Venture capital firm Blume Ventures has also reached out to many, from its portfolio companies, who lost their jobs.
Human resource consultants say a weak market is also the best time for companies to pick talent because it sets realistic expectations for both — the employee and the potential employer. Even IT companies such as HCL Technologies and Tech Mahindra are learnt to be looking at candidates who were recently told to leave by their respective organisations.
“While talent was looking at entering the e-commerce because of excitement, now the pendulum appears to have swung to the other side with talent wanting to move out as business is becoming tougher,’’ said Ronesh Puri, managing director, Executive Access. This is also a good time for organisations to pick talent from the e-commerce industry, given the mood in the sector, Puri added.
According to senior executives at Paytm, they have already received 350-450 resumes from Snapdeal and its sister concern, FreeCharge. “We have some applications from Stayzilla employees too. Queries have risen since our founder tweeted on Friday morning. We are in the process of evaluating and calling people for interviews,” said an executive.
This is not the first time Paytm has pulled off a recruitment coup. Last May, it took in some of the IIM-Ahmedabad graduates who were left in the lurch by online marketplace major Flipkart, when it deferred their joining dates.
Snapdeal was recently in news
for its plans to sack 800 employees and its co-founders, Kunal Bahl and Rohit Bansal, taking a 100 per cent pay cut.

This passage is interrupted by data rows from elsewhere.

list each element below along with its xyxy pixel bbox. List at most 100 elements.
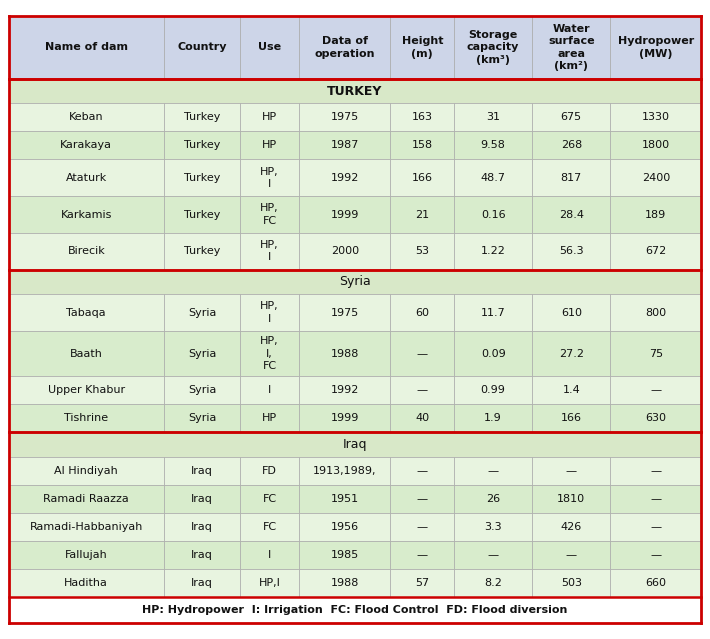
Bar (300, 233, 391, 270)
Bar (454, 132, 532, 159)
Text: 660: 660 (645, 578, 667, 588)
Text: I: I (268, 550, 271, 560)
Text: Syria: Syria (188, 413, 217, 424)
Bar (300, 485, 391, 513)
Text: Iraq: Iraq (191, 466, 213, 476)
Bar (240, 159, 300, 196)
Text: 2000: 2000 (331, 246, 359, 256)
Text: 1999: 1999 (331, 210, 359, 220)
Text: 158: 158 (412, 141, 433, 150)
Text: HP: HP (262, 141, 277, 150)
Bar (454, 485, 532, 513)
Text: 21: 21 (415, 210, 430, 220)
Bar (391, 233, 454, 270)
Bar (9, 16, 164, 79)
Text: 1975: 1975 (331, 112, 359, 123)
Bar (611, 569, 701, 597)
Text: Tabaqa: Tabaqa (67, 307, 106, 318)
Text: Baath: Baath (70, 349, 103, 358)
Text: 1988: 1988 (331, 578, 359, 588)
Text: 268: 268 (561, 141, 582, 150)
Bar (532, 104, 611, 132)
Bar (300, 404, 391, 433)
Bar (454, 457, 532, 485)
Bar (391, 159, 454, 196)
Text: 11.7: 11.7 (481, 307, 506, 318)
Bar (164, 159, 240, 196)
Text: Syria: Syria (188, 385, 217, 396)
Bar (611, 16, 701, 79)
Text: Turkey: Turkey (184, 173, 220, 183)
Bar (454, 569, 532, 597)
Bar (611, 294, 701, 331)
Bar (391, 331, 454, 376)
Bar (532, 331, 611, 376)
Text: Fallujah: Fallujah (65, 550, 108, 560)
Bar (240, 457, 300, 485)
Text: Upper Khabur: Upper Khabur (48, 385, 125, 396)
Text: 1.4: 1.4 (562, 385, 580, 396)
Bar (9, 433, 701, 457)
Text: Storage
capacity
(km³): Storage capacity (km³) (467, 30, 519, 65)
Bar (391, 294, 454, 331)
Bar (532, 294, 611, 331)
Bar (240, 294, 300, 331)
Text: Turkey: Turkey (184, 246, 220, 256)
Bar (164, 485, 240, 513)
Bar (611, 104, 701, 132)
Bar (9, 457, 164, 485)
Text: 800: 800 (645, 307, 667, 318)
Text: 31: 31 (486, 112, 500, 123)
Bar (391, 104, 454, 132)
Text: Birecik: Birecik (67, 246, 105, 256)
Bar (611, 376, 701, 404)
Text: 189: 189 (645, 210, 667, 220)
Bar (9, 541, 164, 569)
Text: 26: 26 (486, 494, 501, 504)
Bar (300, 331, 391, 376)
Text: Karakaya: Karakaya (60, 141, 112, 150)
Text: HP,
I: HP, I (261, 302, 279, 324)
Text: 0.99: 0.99 (481, 385, 506, 396)
Text: Keban: Keban (69, 112, 104, 123)
Bar (240, 513, 300, 541)
Bar (9, 404, 164, 433)
Text: Syria: Syria (188, 349, 217, 358)
Bar (9, 79, 701, 104)
Text: Al Hindiyah: Al Hindiyah (55, 466, 118, 476)
Bar (9, 513, 164, 541)
Bar (454, 541, 532, 569)
Text: 1330: 1330 (642, 112, 670, 123)
Bar (532, 457, 611, 485)
Bar (611, 331, 701, 376)
Text: Haditha: Haditha (65, 578, 108, 588)
Text: HP,
I: HP, I (261, 240, 279, 263)
Text: —: — (650, 494, 662, 504)
Bar (164, 376, 240, 404)
Bar (611, 132, 701, 159)
Text: TURKEY: TURKEY (327, 85, 383, 98)
Bar (611, 233, 701, 270)
Text: Iraq: Iraq (191, 578, 213, 588)
Bar (300, 569, 391, 597)
Text: —: — (650, 466, 662, 476)
Bar (611, 485, 701, 513)
Bar (391, 457, 454, 485)
Text: 8.2: 8.2 (484, 578, 502, 588)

It is also in talks to sell its digital wallet company, FreeCharge.
The Kunal Bahl-led company has in the past one year become 80 per cent lighter when it comes to number of employees. From 10,000 in February last year, the headcount is down to less than 2,000. Leading homestay and alternate stay aggregator, Stayzilla, has also suspended operations. Business goods and supplies portal Tolexo, is learnt to be laying off as many as 300 employees, which is around 85 per cent of its workforce.